Read the full decision: Metro. Reg’l Info. Sys. v. Am. Home Realty Network, 12-CV-00954-DKC
Maryland federal court has considered the National Association of REALTORS®’s (“NAR”) motion for judgment in a counterclaim alleging antitrust violations.
Metropolitan Regional Information System, Inc. (“MRIS”) operates a multiple listing service in the mid-Atlantic region. In 2012, MRIS brought a copyright infringement lawsuit against the American Home Realty Network, Inc. (“Website Operator”), which operates a website known as “NeighborCity.com” (“Website”) that purports to offer a national real estate search and provides rankings of real estate professionals. The trial court entered a preliminary injunction barring the Website Operator from using MRIS’s copyrighted information. The injunction was upheld on appeal.

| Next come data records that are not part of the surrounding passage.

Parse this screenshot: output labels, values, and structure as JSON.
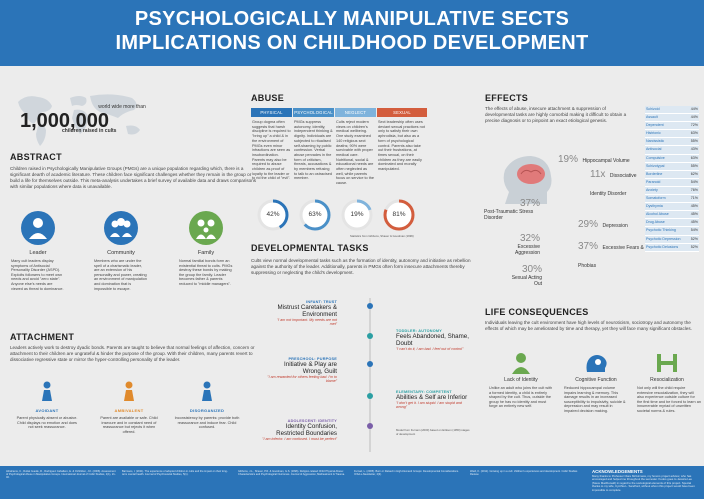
{
  "header": {
    "title_line1": "PSYCHOLOGICALLY MANIPULATIVE SECTS",
    "title_line2": "IMPLICATIONS ON CHILDHOOD DEVELOPMENT"
  },
  "stat": {
    "top": "world wide more than",
    "big": "1,000,000",
    "bottom": "children raised in cults"
  },
  "abstract": {
    "heading": "ABSTRACT",
    "text": "Children raised in Psychologically Manipulative Groups (PMGs) are a unique population regarding which, there is a significant dearth of academic literature. These children face significant challenges whether they remain in the group or build a life for themselves outside. This meta-analysis undertakes a brief survey of available data and draws comparisons with similar populations where data is unavailable.",
    "items": [
      {
        "label": "Leader",
        "text": "Many cult leaders display symptoms of Antisocial Personality Disorder (ASPD). Exploits followers to meet own needs and avoid \"zero state\". Anyone else's needs are viewed as threat to dominance.",
        "color": "#2b74b8"
      },
      {
        "label": "Community",
        "text": "Members who are under the spell of a charismatic leader, are an extension of his personality and power, creating an environment of manipulation and domination that is impossible to escape.",
        "color": "#2b74b8"
      },
      {
        "label": "Family",
        "text": "Normal familial bonds form an existential threat to cults. PMGs destroy these bonds by making the group the family. Leader becomes father & parents reduced to \"middle managers\".",
        "color": "#6aa84f"
      }
    ]
  },
  "attachment": {
    "heading": "ATTACHMENT",
    "text": "Leaders actively work to destroy dyadic bonds. Parents are taught to believe that normal feelings of affection, concern or attachment to their children are ungrateful & hinder the purpose of the group. With their children, many parents revert to dissociative regressive state or mirror the hyper-controlling personality of the leader.",
    "items": [
      {
        "label": "AVOIDANT",
        "text": "Parent physically absent or abusive. Child displays no emotion and does not seek reassurance.",
        "color": "#2b74b8"
      },
      {
        "label": "AMBIVALENT",
        "text": "Parent are available or safe. Child insecure and in constant need of reassurance but rejects it when offered.",
        "color": "#e08a2c"
      },
      {
        "label": "DISORGANIZED",
        "text": "Inconsistency by parents: provide both reassurance and induce fear. Child confused.",
        "color": "#2b74b8"
      }
    ]
  },
  "abuse": {
    "heading": "ABUSE",
    "columns": [
      {
        "label": "PHYSICAL",
        "color": "#2b74b8",
        "text": "Group dogma often suggests that harsh discipline is required to \"bring up\" a child & in the environment of PMGs even minor infractions are seen as insubordination. Parents may also be required to abuse children as proof of loyalty to the leader or to rid the child of \"evil\"."
      },
      {
        "label": "PSYCHOLOGICAL",
        "color": "#4a90c8",
        "text": "PMGs suppress autonomy, identity, independent thinking & dignity. Individuals are subjected to ritualised self-shaming by public confession. Verbal abuse pervades in the form of criticism, threats, accusations & by members refusing to talk to an ostracised member."
      },
      {
        "label": "NEGLECT",
        "color": "#7fb3dc",
        "text": "Cults reject modern views on children's medical wellbeing. One study examined 140 religious sect deaths; 90% were survivable with proper medical care. Nutritional, social & educational needs are often neglected as well, while parents focus on service to the cause."
      },
      {
        "label": "SEXUAL",
        "color": "#d35d3d",
        "text": "Sect leadership often uses deviant sexual practices not only to satisfy their own aphrodisia, but also as a form of psychological control. Parents also take out their frustrations, at times sexual, on their children as they are easily dominated and morally manipulated."
      }
    ],
    "stats": [
      {
        "value": 42,
        "label": "42%",
        "color": "#2b74b8"
      },
      {
        "value": 63,
        "label": "63%",
        "color": "#4a90c8"
      },
      {
        "value": 19,
        "label": "19%",
        "color": "#7fb3dc"
      },
      {
        "value": 81,
        "label": "81%",
        "color": "#d35d3d"
      }
    ],
    "source": "Statistics from Gibbons, Shaver & Goodman (1996)"
  },
  "development": {
    "heading": "DEVELOPMENTAL TASKS",
    "text": "Cults view normal developmental tasks such as the formation of identity, autonomy and initiative as rebellion against the authority of the leader. Additionally, parents in PMGs often form insecure attachments thereby suppressing or neglecting the child's development.",
    "stages": [
      {
        "head": "INFANT: TRUST",
        "main": "Mistrust Caretakers & Environment",
        "sub": "\"I am not important. My needs are not met\"",
        "color": "#2b74b8"
      },
      {
        "head": "TODDLER: AUTONOMY",
        "main": "Feels Abandoned, Shame, Doubt",
        "sub": "\"I can't do it, I am bad. I feel out of control\"",
        "color": "#2b9fa3"
      },
      {
        "head": "PRESCHOOL: PURPOSE",
        "main": "Initiative & Play are Wrong, Guilt",
        "sub": "\"I am rewarded for others feeling bad. I'm to blame\"",
        "color": "#2b74b8"
      },
      {
        "head": "ELEMENTARY: COMPETENT",
        "main": "Abilities & Self are Inferior",
        "sub": "\"I don't get it. I am stupid. I am stupid and wrong\"",
        "color": "#2b9fa3"
      },
      {
        "head": "ADOLESCENT: IDENTITY",
        "main": "Identity Confusion, Restricted Boundaries",
        "sub": "\"I am inferior. I am confused. I must be perfect\"",
        "color": "#7a5ea8"
      }
    ],
    "source": "Model from Furnam (2000) based on Erikson (1950) stages of development"
  },
  "effects": {
    "heading": "EFFECTS",
    "text": "The effects of abuse, insecure attachment & suppression of developmental tasks are highly comorbid making it difficult to obtain a precise diagnosis or to pinpoint an exact etiological genesis.",
    "stats": [
      {
        "num": "19%",
        "label": "Hippocampal Volume"
      },
      {
        "num": "11x",
        "label": "Dissociative Identity Disorder"
      },
      {
        "num": "37%",
        "label": "Post-Traumatic Stress Disorder"
      },
      {
        "num": "29%",
        "label": "Depression"
      },
      {
        "num": "32%",
        "label": "Excessive Aggression"
      },
      {
        "num": "37%",
        "label": "Excessive Fears & Phobias"
      },
      {
        "num": "30%",
        "label": "Sexual Acting Out"
      }
    ],
    "bars": [
      {
        "label": "Schizoid",
        "value": "44%"
      },
      {
        "label": "Assault",
        "value": "44%"
      },
      {
        "label": "Dependent",
        "value": "72%"
      },
      {
        "label": "Histrionic",
        "value": "63%"
      },
      {
        "label": "Narcissistic",
        "value": "55%"
      },
      {
        "label": "Antisocial",
        "value": "43%"
      },
      {
        "label": "Compulsive",
        "value": "63%"
      },
      {
        "label": "Schizotypal",
        "value": "55%"
      },
      {
        "label": "Borderline",
        "value": "62%"
      },
      {
        "label": "Paranoid",
        "value": "54%"
      },
      {
        "label": "Anxiety",
        "value": "76%"
      },
      {
        "label": "Somatoform",
        "value": "71%"
      },
      {
        "label": "Dysthymia",
        "value": "45%"
      },
      {
        "label": "Alcohol Abuse",
        "value": "45%"
      },
      {
        "label": "Drug Abuse",
        "value": "45%"
      },
      {
        "label": "Psychotic Thinking",
        "value": "54%"
      },
      {
        "label": "Psychotic Depression",
        "value": "52%"
      },
      {
        "label": "Psychotic Delusions",
        "value": "52%"
      }
    ]
  },
  "life": {
    "heading": "LIFE CONSEQUENCES",
    "text": "Individuals leaving the cult environment have high levels of neuroticism, sociotropy and autonomy the effects of which may be ameliorated by time and therapy, yet they will face many significant obstacles.",
    "items": [
      {
        "label": "Lack of Identity",
        "text": "Unlike an adult who joins the cult with a formed identity, a child is entirely shaped by the cult. Thus, outside the group he has no identity and must forge an entirely new self."
      },
      {
        "label": "Cognitive Function",
        "text": "Reduced hippocampal volume impairs learning & memory. This damage results in an increased susceptibility to impulsivity, suicide & depression and may result in impaired decision making."
      },
      {
        "label": "Resocialization",
        "text": "Not only will the child require extensive resocialization, they will also experience outside culture for the first time and be forced to learn an innumerable myriad of unwritten societal norms & rules."
      }
    ]
  },
  "footer": {
    "refs": [
      "Abrahams, C., Ruttat Guede, R., Rodriguez Caballero, E. & Ochildren, J.K. (2006). Assessment of Psychological Abuse in Manipulative Groups. International Journal of Cultic Studies, 1(1), 21-40.",
      "Barrosos, I. (2011). The experience of adopted children in cults and the impact on their long-term mental health. Journal of Psychosocial Studies, 5(1).",
      "Gibbons, J.L., Shaver, P.R. & Goodman, G.S. (1996). Religion-related Child Physical Abuse: Characteristics and Psychological Outcomes. Journal of Aggression, Maltreatment & Trauma.",
      "Furnari, L. (2005). Born or Raised in High-Demand Groups: Developmental Considerations. ICSA e-Newsletter, 4(3).",
      "Ward, K. (2011). Growing up in a cult: children's experiences and development. Cultic Studies Review.",
      "Zerach, G. (2013). Cult membership and the impact on children. Journal of Child Psychology."
    ],
    "ack_heading": "ACKNOWLEDGEMENTS",
    "ack_text": "Many thanks to Professor Clare McGinness, my honors project advisor, who has encouraged and helped me throughout the semester. Kudos goes to Jessica Lee (Steve MacDonald) in regard to the sociological elements of this project. Special thanks to my wife, Cynthia L. Sandford, without whom this project would have been impossible to complete."
  }
}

Following the issuing of the preliminary injunction, the Website Operator answered MRIS’s complaint and filed a counterclaim against MRIS, adding NAR to the counterclaim. The counterclaim contained a wide array of state and federal claims, including antitrust allegations. The trial court initially dismissed the entire counterclaim, but allowed the Website Operator to file an amended counterclaim. The counter against MRIS was dismissed. NAR filed a motion seeking judgment in its favor.
The United States District Court for the District of Maryland, Southern Division, entered judgment in favor of NAR. NAR argued that the Website Operator had failed to demonstrate the alleged antitrust conspiracy and that NAR had Noer-Pennington antitrust immunity when it assisted MLSs in protecting their copyrights through litigation. Noer-Pennington is a doctrine that allows parties to work together free of antitrust scrutiny to create laws, regulation, or collaborate on litigation, even if this would create a restraint or monopoly, so long as the parties are acting in good faith and not taking the actions merely to interfere with the business of another. The Website Operator argued that NAR was not protected by Noer-Pennington because it was not a party to the underlying litigation. The court determined that Noer-Pennington immunity does not require a party to be a litigant, finding there was nothing unlawful about NAR assisting MLSs who were considering what actions to take against the Website Operator for the alleged unlawful misappropriation of listing information. Thus, the court rejected this argument.
Next, the court considered the evidence for a conspiracy produced by the Website Operator. The direct evidence was a call between a Website Operator employee and a real estate professional, while the circumstantial evidence included calls from a call center and other allegations. The court found the alleged evidence ambiguous at best and nothing established that NAR had any role in creating an illegal conspiracy. Instead, much of the evidence demonstrated that MLSs and other real estate professionals did not want to work with the Website Operator for a multitude of reasons, ranging from its dropping MLS participation but continuing to display listing information to many real estate professionals finding the terms of the referral agreements unfavorable. Finding that there was no evidence to support the Website Operator’s antitrust allegations, the court entered judgment in favor of NAR.
Metro. Reg’l Info. Sys. v. Am. Home Realty Network, 12-CV-00954-DKC (D. Md. July 6, 2015). [Note: This opinion is not published in an official reporter and therefore should not be cited as authority. Please consult counsel before relying on this opinion.]